By Andrew Moran     Aug 19, 2010 in World
Toronto - The 10th annual International Conference on North Korean Human Rights and Refugees began its four-day conference in downtown Toronto. There will be art and music events, information sessions and a conference featuring two North Korean defectors.
“North Koreans sent to prison camps and detention centers are often subjected to torture and other cruel, inhuman or degrading treatment or punishment,” states Amnesty International on its website regarding North Korea. “Prisoners are punished if suspected of lying, not working fast enough or forgetting the words of patriotic songs. Forms of punishment include beatings, forced exercise, sitting without moving for prolonged periods of time and humiliation.”
From Aug. 19 to Aug. 22, the 10th International Conference on North Korean Human Rights and Refugees comes to the city of Toronto in order to inform the general public about the dire situation in North Korea, talk to prominent Canadian and international figures and raise awareness of the culture of North Korea.
There will be numerous events across the city during the four-day initiative, including a music concert, screenings of documentaries that depict the human rights crisis in North Korea (“The Red Chapel” and “Kimjongilla”) and two press conferences that will feature the stories of two North Korean refugees: Yong Cheol Kim and Ok Geum Kim.
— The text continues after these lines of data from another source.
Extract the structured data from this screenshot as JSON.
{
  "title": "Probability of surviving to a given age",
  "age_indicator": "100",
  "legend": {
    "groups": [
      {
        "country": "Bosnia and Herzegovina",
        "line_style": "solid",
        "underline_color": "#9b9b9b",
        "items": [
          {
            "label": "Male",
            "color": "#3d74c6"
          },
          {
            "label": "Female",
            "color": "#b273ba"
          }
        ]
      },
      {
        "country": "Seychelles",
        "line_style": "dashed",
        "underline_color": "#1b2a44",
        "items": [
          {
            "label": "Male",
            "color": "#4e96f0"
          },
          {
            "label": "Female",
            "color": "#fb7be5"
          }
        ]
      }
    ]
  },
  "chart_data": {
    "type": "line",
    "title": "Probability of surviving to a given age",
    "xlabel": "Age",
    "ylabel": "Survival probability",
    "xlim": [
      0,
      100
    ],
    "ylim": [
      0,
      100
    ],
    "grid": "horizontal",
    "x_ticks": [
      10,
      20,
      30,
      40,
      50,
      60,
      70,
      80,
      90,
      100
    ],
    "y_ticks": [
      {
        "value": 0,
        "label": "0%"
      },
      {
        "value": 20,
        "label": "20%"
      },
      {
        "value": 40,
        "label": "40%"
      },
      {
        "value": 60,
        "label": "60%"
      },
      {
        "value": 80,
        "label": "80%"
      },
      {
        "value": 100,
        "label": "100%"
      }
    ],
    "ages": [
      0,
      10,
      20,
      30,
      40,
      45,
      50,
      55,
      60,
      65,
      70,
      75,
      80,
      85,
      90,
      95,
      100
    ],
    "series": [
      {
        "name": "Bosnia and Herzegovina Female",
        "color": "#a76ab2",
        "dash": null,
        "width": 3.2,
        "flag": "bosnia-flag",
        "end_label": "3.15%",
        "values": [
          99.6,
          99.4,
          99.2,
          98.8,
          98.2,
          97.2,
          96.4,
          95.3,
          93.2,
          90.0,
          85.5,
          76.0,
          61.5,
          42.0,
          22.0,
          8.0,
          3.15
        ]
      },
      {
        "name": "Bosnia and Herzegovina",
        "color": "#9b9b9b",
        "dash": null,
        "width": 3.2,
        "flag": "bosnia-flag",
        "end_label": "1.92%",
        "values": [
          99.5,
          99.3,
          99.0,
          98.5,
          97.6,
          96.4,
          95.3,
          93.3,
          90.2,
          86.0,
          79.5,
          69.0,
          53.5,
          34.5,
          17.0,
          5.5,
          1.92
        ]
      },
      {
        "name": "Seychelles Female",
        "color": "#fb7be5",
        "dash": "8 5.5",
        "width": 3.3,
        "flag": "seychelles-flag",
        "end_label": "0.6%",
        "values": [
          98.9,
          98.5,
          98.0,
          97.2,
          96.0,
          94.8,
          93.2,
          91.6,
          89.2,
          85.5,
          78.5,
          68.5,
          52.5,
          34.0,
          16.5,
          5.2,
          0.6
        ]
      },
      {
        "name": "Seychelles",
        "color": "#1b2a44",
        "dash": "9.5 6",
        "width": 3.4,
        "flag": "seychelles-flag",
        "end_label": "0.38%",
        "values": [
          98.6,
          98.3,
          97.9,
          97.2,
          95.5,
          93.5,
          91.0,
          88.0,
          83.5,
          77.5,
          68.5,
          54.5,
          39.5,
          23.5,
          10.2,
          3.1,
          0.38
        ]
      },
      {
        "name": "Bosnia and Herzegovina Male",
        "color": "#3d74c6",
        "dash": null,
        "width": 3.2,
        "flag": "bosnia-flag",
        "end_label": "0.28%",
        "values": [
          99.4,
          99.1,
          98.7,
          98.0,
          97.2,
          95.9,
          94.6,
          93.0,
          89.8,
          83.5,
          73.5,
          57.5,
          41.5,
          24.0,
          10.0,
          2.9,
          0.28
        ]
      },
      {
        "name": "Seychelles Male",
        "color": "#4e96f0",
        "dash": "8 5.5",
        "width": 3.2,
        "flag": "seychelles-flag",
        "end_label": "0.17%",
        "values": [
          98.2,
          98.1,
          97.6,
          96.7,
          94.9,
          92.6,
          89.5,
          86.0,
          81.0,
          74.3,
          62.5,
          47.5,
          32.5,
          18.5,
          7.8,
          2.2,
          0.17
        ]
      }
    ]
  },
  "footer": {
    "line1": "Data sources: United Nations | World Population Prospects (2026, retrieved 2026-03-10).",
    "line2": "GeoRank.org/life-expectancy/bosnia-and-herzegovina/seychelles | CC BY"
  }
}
“The 10th International Conference on North Korean Human Rights and Refugees will act asthe staging ground for the establishment of new dialogue, relationships, and initiatives amongst policymakers, academics, and NGOs while seeking the engagement of new stakeholders through public participation,” states the organization in a press release.
North Korean painting.
North Korean painting.
The international conference began at the Yonge-Dundas Square in downtown Toronto on Thursday where there were several booths setup providing information on the worldwide programme, art exhibits from North Korean artists and Korean food vendors.
At Saturday’s press conference, the conference will focus on female refugee trafficking, a general outlook of North Korea, the international community’s response and live testimony of the two North Korean defectors.
On Sunday, public officials from Canada and around the world will participate in a roundtable discussion to talk about “policy options to address the refugee and human rights crisis." Other attendees will include representatives from non-governmental organizations and academic experts.